Patching Path Traversal Issue
This issue occurs because the code treats the Agent File as trusted input. We need to lower our trust threshold and handle this data more carefully. It means, the input needs to be validated first, if there is part that doesn’t meet its requirements, then we reject the input.

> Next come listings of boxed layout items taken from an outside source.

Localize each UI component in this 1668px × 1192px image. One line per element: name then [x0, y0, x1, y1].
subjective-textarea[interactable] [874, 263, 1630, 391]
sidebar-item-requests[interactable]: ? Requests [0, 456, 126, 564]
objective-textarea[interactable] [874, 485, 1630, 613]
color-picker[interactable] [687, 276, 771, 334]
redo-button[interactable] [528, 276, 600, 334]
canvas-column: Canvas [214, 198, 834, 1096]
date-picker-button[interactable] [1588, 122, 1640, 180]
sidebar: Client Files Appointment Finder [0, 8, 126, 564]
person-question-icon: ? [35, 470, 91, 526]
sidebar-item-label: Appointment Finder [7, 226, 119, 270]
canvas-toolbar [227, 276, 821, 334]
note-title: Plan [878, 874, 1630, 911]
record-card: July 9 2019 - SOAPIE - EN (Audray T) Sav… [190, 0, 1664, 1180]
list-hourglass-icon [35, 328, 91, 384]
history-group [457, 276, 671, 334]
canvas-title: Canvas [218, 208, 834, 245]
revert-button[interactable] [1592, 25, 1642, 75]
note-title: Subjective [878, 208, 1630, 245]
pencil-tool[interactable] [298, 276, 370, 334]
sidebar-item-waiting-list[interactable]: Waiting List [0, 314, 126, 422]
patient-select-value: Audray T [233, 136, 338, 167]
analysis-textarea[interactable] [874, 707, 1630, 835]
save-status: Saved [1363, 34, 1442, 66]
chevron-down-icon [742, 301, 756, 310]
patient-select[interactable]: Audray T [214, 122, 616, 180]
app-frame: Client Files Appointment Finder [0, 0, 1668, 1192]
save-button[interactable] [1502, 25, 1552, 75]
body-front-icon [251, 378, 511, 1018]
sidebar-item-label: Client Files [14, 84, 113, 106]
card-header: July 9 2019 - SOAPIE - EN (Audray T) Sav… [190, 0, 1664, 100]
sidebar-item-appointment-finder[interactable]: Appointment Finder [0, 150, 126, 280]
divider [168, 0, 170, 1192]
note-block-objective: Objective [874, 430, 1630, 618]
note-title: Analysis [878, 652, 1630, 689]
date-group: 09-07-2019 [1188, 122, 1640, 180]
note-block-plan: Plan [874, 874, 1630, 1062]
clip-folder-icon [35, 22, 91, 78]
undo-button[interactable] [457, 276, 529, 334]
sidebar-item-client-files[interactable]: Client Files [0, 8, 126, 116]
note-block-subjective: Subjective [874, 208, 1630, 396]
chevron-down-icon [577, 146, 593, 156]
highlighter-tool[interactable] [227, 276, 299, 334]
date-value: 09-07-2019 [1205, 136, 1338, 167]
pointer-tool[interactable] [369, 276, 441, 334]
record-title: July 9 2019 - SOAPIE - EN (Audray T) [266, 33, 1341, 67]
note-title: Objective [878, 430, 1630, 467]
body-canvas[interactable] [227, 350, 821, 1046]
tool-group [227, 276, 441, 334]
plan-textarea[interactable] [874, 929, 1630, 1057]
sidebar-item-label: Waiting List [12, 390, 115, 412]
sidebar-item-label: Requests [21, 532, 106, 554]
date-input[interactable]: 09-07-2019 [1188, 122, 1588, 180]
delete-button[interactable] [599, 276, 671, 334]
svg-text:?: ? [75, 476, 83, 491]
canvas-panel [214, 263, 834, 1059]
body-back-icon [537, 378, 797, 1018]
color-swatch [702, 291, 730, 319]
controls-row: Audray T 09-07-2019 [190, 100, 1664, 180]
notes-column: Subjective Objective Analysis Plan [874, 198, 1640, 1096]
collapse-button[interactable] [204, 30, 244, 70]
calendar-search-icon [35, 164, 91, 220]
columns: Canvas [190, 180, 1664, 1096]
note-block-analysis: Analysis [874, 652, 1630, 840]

So we create rules for 2 categories: skill name and skill filepath.
Skill Name Rules
The skill name is the most straightforward. We just follow our initial assumption. It should be just a normal character like alphabet. Yet each developer has their own style to name it so we can add more allowed characters. So skill name must contain no other than:
- maximum 64 characters
- alphabet
- number
- dash (-)
- underscore (_)
- dot (.)
The regex looks like this
const IMPORTED_SKILL_NAME_PATTERN = /^[A-Za-z0-9._-]+$/;
So here is how the function looks like
const MAX_SKILL_NAME_LENGTH = 64;
const IMPORTED_SKILL_NAME_PATTERN = /^[A-Za-z0-9._-]+$/;
function validateImportedSkillName(name: string): string {
const trimmedName = name.trim();
if (
trimmedName !== name ||
trimmedName.length === 0 ||
trimmedName.length > MAX_SKILL_NAME_LENGTH ||
trimmedName === "." ||
trimmedName === ".." ||
!IMPORTED_SKILL_NAME_PATTERN.test(trimmedName)
) {
throw new Error(
`Invalid imported skill name "${String(name)}". Skill names may only contain letters, numbers, dots, underscores, and hyphens.`,
);
}
return trimmedName;
}
Skill Filepath Rules
The skill filepath is a bit complex since we need to prevent the path to be resolved outside the respective skills directory. We need to enforce the skill filepath to be inside the respective skill directory. Which means the value must reject:
- dot (.)
- backslash (\)
- absolute path
- null byte termination (\0)
- any “…”
The function looks like this,
function validateImportedSkillFilePath(filePath: string): string {
if (
filePath.length === 0 ||
filePath === "." ||
filePath.includes("\0") ||
filePath.includes("\\") ||
isAbsolute(filePath) ||
win32.isAbsolute(filePath)
) {
throw new Error(`Invalid imported skill file path "${filePath}".`);
}
const segments = filePath.split("/");
if (
segments.some((segment) => !segment || segment === "." || segment === "..")
) {
throw new Error(`Invalid imported skill file path "${filePath}".`);
}
return filePath;
}
The function rejects any input like ../../../file or even skill/../../../../file, and so on.
Although this require a lot of check, it ensures that the Agent File has a valid skill filepath since
during writing a skill file, the function potentially overwrite existing file. Hence we must be very careful
treating the skill filepath as input.
Testing
Let’s test the result, using the same agent file, starting from invalid skill filepath

Awesome, it fails. Now let’s test another one, invalid skill name.

Yes, so those input are now invalid. It means we just fixed the path traversal issues!
I’ve created a PR for this and reached out to Letta team to review it. They’re quite responsive and I’m happy to be able to contribute to their project. I’ve been using AI and Letta Code to explore the issue. It really helps me to learn what kind of security issue that needs to be watchout when creating an AI agent tools like Letta Code.